The following year the Chinese openly entered northern Burmese territory and began harassing the Japanese, retaking Myitkyina, the capital of the Kachin region. This allowed the construction of the so-called Ledo Road to continue successfully. (later renamed Stillwell Road ), a road that linked Burma with China through India and guaranteed the shipment of supplies by alleviating the need to do so by airlift, as it had been since the fall of Rangoon. That road was 1,726 kilometers long, most of it on Burmese soil, now devoured by the jungle.
The part of the Chinese Expeditionary Force which was based in Yunnan (a southern Chinese province bordering Burma) and was known as Force Y, also advanced south taking Wanting and clearing the way to use the Ledo Road , inaugurated in February 1945. By then the course of the war was already fully decided for the Allied side and Southeast Asia was a minor scenario, after a last Japanese attempt to straighten the situation through a double offensive:the Operation Ichigo against US airfields in southern China and what they called Delhi Chalo (March towards Delhi) supported by the Indian National Army (anti-British independence fighters). Both failed.
The British 14th Army counterattacked in central Burma and swept the Japanese away, reconquering Rangoon on 2 May. Thus ended the mission of the Chinese, who returned to their country. They would not rest because they went from ending a world war to resuming the civil one, which in reality was only half asleep because those years had not been without internal clashes:for example, in 1941 the Fourth Army, made up of communists, was forced by Chiang Kai-shek to withdraw from the provinces of Anhui and Jiangsu, being exterminated during the march by the nationalists.
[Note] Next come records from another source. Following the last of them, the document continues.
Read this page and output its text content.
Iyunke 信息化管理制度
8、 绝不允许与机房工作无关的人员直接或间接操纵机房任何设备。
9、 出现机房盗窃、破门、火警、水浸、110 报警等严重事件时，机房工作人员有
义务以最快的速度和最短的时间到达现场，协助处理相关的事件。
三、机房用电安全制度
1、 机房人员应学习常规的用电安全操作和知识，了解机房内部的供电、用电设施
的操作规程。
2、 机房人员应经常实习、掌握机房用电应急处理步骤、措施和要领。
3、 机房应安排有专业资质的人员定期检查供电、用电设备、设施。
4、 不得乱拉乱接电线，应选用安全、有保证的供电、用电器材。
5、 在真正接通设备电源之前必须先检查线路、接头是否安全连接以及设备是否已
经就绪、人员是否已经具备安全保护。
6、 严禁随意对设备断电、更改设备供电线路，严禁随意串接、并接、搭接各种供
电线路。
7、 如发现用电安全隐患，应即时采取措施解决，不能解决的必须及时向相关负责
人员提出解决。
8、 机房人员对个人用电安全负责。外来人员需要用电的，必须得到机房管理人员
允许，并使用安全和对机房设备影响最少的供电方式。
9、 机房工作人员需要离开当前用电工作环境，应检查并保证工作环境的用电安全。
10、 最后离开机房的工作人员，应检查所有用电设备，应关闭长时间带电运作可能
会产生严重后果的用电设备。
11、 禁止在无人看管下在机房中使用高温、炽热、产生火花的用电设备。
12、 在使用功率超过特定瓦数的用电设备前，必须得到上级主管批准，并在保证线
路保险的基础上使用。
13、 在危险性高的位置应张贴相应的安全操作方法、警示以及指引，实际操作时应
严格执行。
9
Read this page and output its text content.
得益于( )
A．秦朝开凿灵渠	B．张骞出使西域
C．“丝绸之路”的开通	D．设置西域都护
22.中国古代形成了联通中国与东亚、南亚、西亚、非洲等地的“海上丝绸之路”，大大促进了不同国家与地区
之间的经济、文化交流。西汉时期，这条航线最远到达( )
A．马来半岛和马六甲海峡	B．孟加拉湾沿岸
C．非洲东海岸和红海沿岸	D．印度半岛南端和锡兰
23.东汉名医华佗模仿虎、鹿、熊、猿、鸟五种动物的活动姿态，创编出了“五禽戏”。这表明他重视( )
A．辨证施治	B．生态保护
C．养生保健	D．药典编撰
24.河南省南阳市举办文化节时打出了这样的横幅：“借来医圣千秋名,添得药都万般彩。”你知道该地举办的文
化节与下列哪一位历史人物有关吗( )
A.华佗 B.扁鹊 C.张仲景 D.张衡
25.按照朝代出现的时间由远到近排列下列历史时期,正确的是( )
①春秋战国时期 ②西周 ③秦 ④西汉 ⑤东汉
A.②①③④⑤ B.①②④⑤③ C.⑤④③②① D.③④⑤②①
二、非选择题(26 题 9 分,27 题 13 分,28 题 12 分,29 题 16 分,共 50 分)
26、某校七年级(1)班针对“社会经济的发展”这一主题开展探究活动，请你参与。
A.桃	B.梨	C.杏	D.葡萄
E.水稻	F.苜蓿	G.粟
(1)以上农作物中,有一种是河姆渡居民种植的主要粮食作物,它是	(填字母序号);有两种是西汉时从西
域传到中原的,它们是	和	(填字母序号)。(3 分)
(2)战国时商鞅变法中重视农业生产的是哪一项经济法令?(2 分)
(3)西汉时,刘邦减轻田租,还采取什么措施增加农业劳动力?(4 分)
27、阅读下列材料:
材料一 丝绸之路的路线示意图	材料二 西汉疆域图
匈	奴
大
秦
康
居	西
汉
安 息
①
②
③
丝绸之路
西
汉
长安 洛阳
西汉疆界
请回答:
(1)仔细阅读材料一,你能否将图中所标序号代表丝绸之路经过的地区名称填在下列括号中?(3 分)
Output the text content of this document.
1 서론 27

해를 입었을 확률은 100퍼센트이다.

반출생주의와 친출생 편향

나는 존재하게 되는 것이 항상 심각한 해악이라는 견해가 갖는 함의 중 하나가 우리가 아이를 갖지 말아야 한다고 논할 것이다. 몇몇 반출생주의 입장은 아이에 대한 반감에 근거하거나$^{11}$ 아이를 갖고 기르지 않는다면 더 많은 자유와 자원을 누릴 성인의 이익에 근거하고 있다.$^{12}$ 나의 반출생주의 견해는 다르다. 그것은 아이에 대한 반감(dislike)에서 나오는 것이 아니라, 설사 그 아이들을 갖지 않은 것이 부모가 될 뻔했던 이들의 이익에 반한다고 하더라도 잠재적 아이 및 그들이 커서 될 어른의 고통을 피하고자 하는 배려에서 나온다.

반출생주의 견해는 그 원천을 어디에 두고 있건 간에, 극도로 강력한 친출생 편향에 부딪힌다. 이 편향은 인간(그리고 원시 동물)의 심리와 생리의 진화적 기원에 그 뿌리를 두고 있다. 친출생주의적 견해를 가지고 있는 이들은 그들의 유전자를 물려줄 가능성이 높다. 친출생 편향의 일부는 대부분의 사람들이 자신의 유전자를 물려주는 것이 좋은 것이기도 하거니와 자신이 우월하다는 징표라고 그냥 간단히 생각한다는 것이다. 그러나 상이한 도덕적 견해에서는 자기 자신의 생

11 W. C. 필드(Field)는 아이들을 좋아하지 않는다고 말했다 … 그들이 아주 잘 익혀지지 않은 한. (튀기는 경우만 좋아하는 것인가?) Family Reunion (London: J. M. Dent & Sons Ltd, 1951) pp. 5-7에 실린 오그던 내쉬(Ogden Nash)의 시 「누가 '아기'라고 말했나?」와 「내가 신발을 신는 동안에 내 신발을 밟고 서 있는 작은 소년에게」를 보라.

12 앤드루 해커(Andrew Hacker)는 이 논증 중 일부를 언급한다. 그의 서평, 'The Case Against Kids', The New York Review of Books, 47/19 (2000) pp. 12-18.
Both of them tried to occupy the positions abandoned by the Japanese, especially Manchuria, but the communists, organized in the People's Liberation Army, prevailed in what they called Liaoshen Campaign and the nationalists Battle of Liaohsi . It was the first of three offensives they launched against the Kuomintang (the others were the Huaihai and the Pingjin ), developed between September and November 1948. The First and Sixth armies that had made up the Expeditionary Force fought in this context and were crushed.
Then, an attempt at mediation by General Marshall fell on deaf ears in the face of mutual intransigence and the US sided with the Kuomintang, sending military aid based on war surpluses. However, the nationalists never managed to gain popular support and gradually disintegrated. But that's another story.